Russia’s decision to ban Facebook and Instagram at the start of the war boosted VKontakte’s users by 4m in just a few weeks. It now has a penetration rate of 75%, is assumed to be closely monitored by the security services and is instrumental in spreading pro-war messages. “This is Putin’s dream and an ideal model: everything in one place, run by the children under the supervision of the kgb,” says Kirill Rogov, the founder of Re: Russia.
Hero of a crime
To justify his reconstruction of the Russian economy and to explain away his lack of military successes, Mr Putin is reframing the war as one not with Ukraine, but with the West, in which Ukraine is simply “a battering ram” used to pummel Russia. New history textbooks explain to pupils that Russia has always been and will always be in a state of war with the West. This narrative allows Mr Putin to depict everyday activities as a triumph. “Enabling Russian companies to successfully tap the market is a victory…Building cutting-edge factories and kilometres of new roads is a victory…Scientific discoveries and new technologies—these are also victories,” he boasted in a speech on the anniversary of the invasion.

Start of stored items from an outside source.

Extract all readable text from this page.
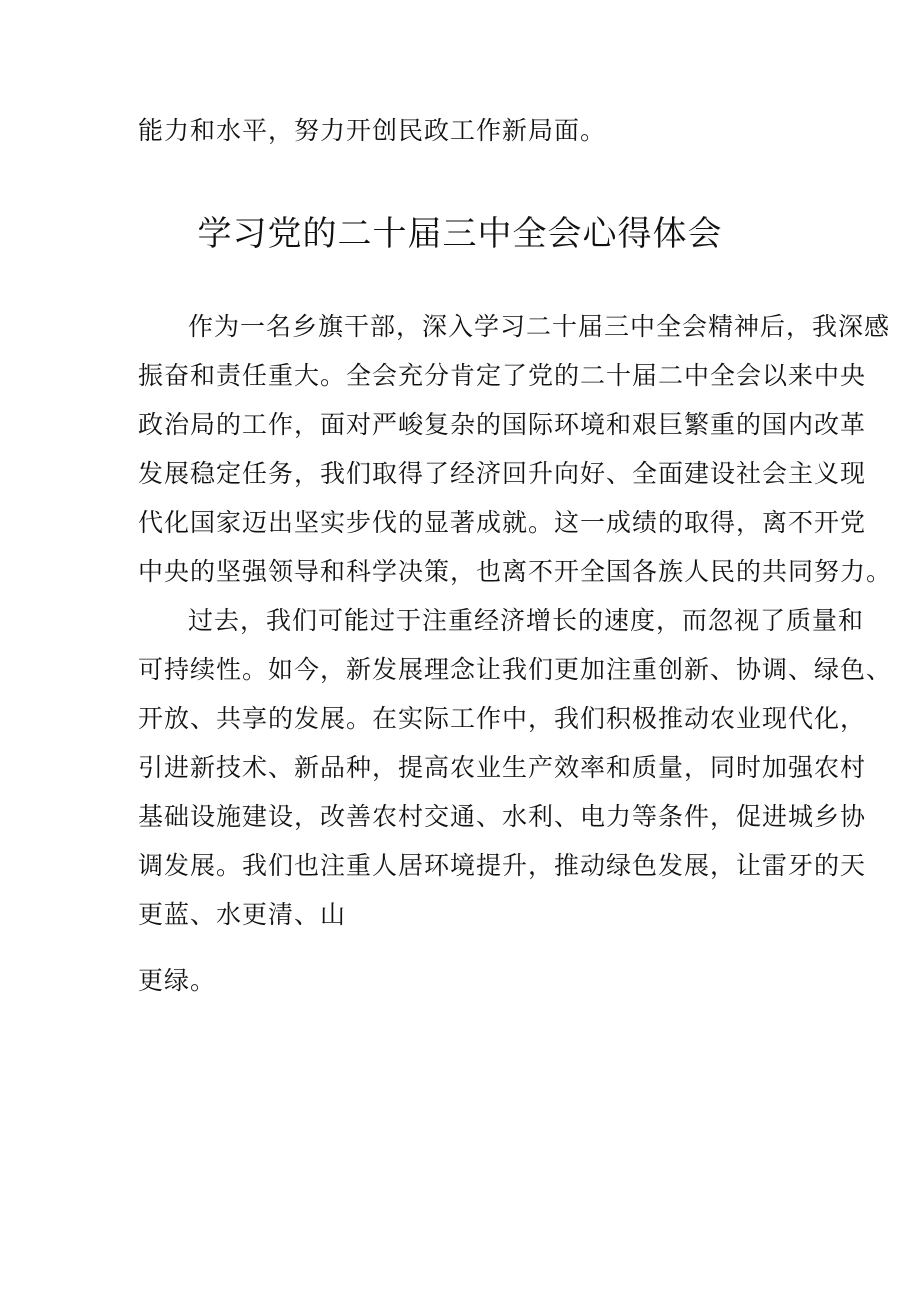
能力和水平，努力开创民政工作新局面。
学习党的二十届三中全会心得体会
作为一名乡旗干部，深入学习二十届三中全会精神后，我深感
振奋和责任重大。全会充分肯定了党的二十届二中全会以来中央
政治局的工作，面对严峻复杂的国际环境和艰巨繁重的国内改革
发展稳定任务，我们取得了经济回升向好、全面建设社会主义现
代化国家迈出坚实步伐的显著成就。这一成绩的取得，离不开党
中央的坚强领导和科学决策，也离不开全国各族人民的共同努力。
过去，我们可能过于注重经济增长的速度，而忽视了质量和
可持续性。如今，新发展理念让我们更加注重创新、协调、绿色、
开放、共享的发展。在实际工作中，我们积极推动农业现代化，
引进新技术、新品种，提高农业生产效率和质量，同时加强农村
基础设施建设，改善农村交通、水利、电力等条件，促进城乡协
调发展。我们也注重人居环境提升，推动绿色发展，让雷牙的天
更蓝、水更清、山
更绿。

Such talk hints at the contradiction at the heart of Mr Putin’s approach to the war. He wants both to mobilise ever more manpower and money for the fight and at the same time to secure Russians’ acquiescence by disrupting their lives as little as possible. As ever more power and resources are redistributed within Russia, this contradiction will become even more glaring. His regime’s wobbliest moment yet came in June, when bickering between the army and Wagner, a mercenary group led by Yevgeny Prigozhin, a close friend of Mr Putin, escalated into outright mutiny. Although Mr Prigozhin quickly backed down and later died in a convenient plane crash, it was a reminder that it is not easy to balance the competing interests within Russia’s elite. As economic dislocation increases and resources get more scarce, those conflicts will only grow. ■
Correction (December 13th 2023): An earlier version of this article stated that Russian inflation reached 12% year on year in the third quarter of this year. In fact that is the quarter-on-quarter rate, annualised. Sorry.